Le procès des Fleurs du Mal
Par taz le mercredi 6 septembre 2017, 19:00 - Lol - Lien permanent
Le 20 août 1857, moins de deux mois après leur parution, le recueil de poèmes Les Fleurs du Mal est poursuivi pour « offense à la morale religieuse » et « outrage à la morale publique et aux bonnes mœurs ». Le procureur impérial, Ernest Pinard, obtiendra face à l'avocat de Baudelaire, Gustave Gaspard Chaix d'Est-Ange, la condamnation du poète à respectivement 300 et 100 francs d'amende par la sixième Chambre correctionnelle du Tribunal de la Seine
Suite à la loi du 25 septembre 1946, le procès fut révisé en 1949, et la Chambre criminelle de la Cour de Cassation affirmera : « les poèmes faisant l’objet de la prévention ne renferment aucun terme obscène ou même grossier et ne dépassent pas, en leur forme expressive, les libertés permises à l’artiste ; que si certaines peintures ont pu, par leur originalité, alarmer quelques esprits à l’époque de la première publication des Fleurs du Mal et apparaître aux premiers juges comme offensant les bonnes mœurs, une telle appréciation ne s’attachant qu’à l’interprétation réaliste de ces poèmes et négligeant leur sens symbolique, s’est révélée de caractère arbitraire ; qu’elle n’a été ratifiée ni par l’opinion publique, ni par le jugement des lettrés ».
Et voici un remake du procès original, organisé par Lysias Paris I le 14 mars 2013, dans la première chambre de la cour d'Appel de Paris.
Historiquement, la plaidoirie de Gustave Gaspard Chaix d'Est-Ange est essentiellement basée sur le fait que Baudelaire peint le vice mais pour mieux le condamner : Est-ce que, sérieusement, ses intentions peuvent être douteuses ; est-ce que vous pouvez hésiter un instant sur le but qu’il a poursuivi et sur la fin qu’il s’est proposée ? Vous l’avez entendu lui-même il n’y a qu’un moment, dans les explications si loyales qu’il vous a données, et vous avez été frappés sans doute et émus de ces protestations d’un honnête homme.
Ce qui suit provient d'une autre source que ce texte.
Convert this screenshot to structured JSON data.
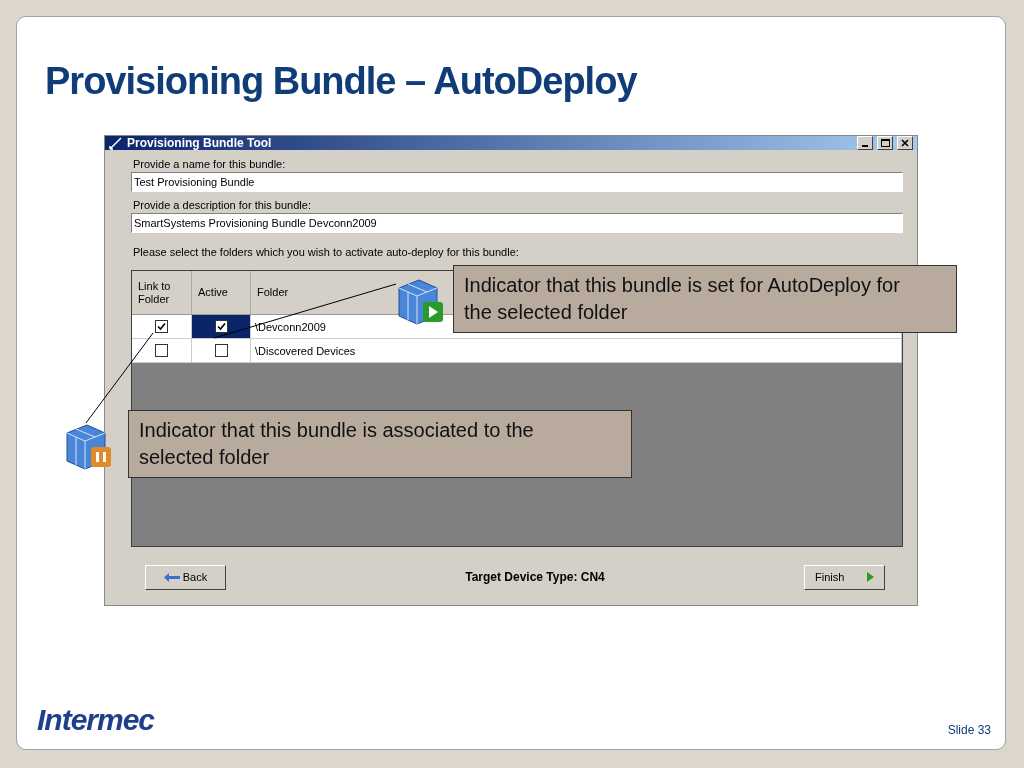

Il a voulu tout peindre, vous a dit le ministère public ; il a voulu tout mettre à nu ; il a fouillé la nature humaine dans ses replis les plus intimes, avec des tons vigoureux et saisissants, il l’a exagérée dans ses côtés hideux, en les grossissant outre mesure… Prenez garde en parlant ainsi, dirai-je à M. le Substitut ; êtes-vous sûr vous-même, de ne pas exagérer quelque peu le style et la manière de Baudelaire, de ne pas forcer la note et de ne pas pousser au noir ? Mais enfin soit ; c’est là sa méthode et c’est là son procédé ; où est la faute, je vous prie, au point de vue même de l’accusation, où est la faute et surtout où peut être le délit, si c’est pour le flétrir qu’il exagère le mal, s’il peint le vice avec des tons vigoureux et saisissants, parce qu’il veut vous en inspirer une haine plus profonde et si le pinceau du poète vous fait de tout ce qui est odieux une peinture horrible, précisément pour vous en donner l’horreur… ?
Cet argument moraliste consistant à présenter l'intention de l'artiste de peindre le vice pour mieux le condamner sera réitéré ultérieurement à de nombreuses reprises, entre autres pour défendre le Marquis de Sade, et même bien plus récemment dans les années 2000 concernant le film Requiem for a Dream de Darren Aronovsky.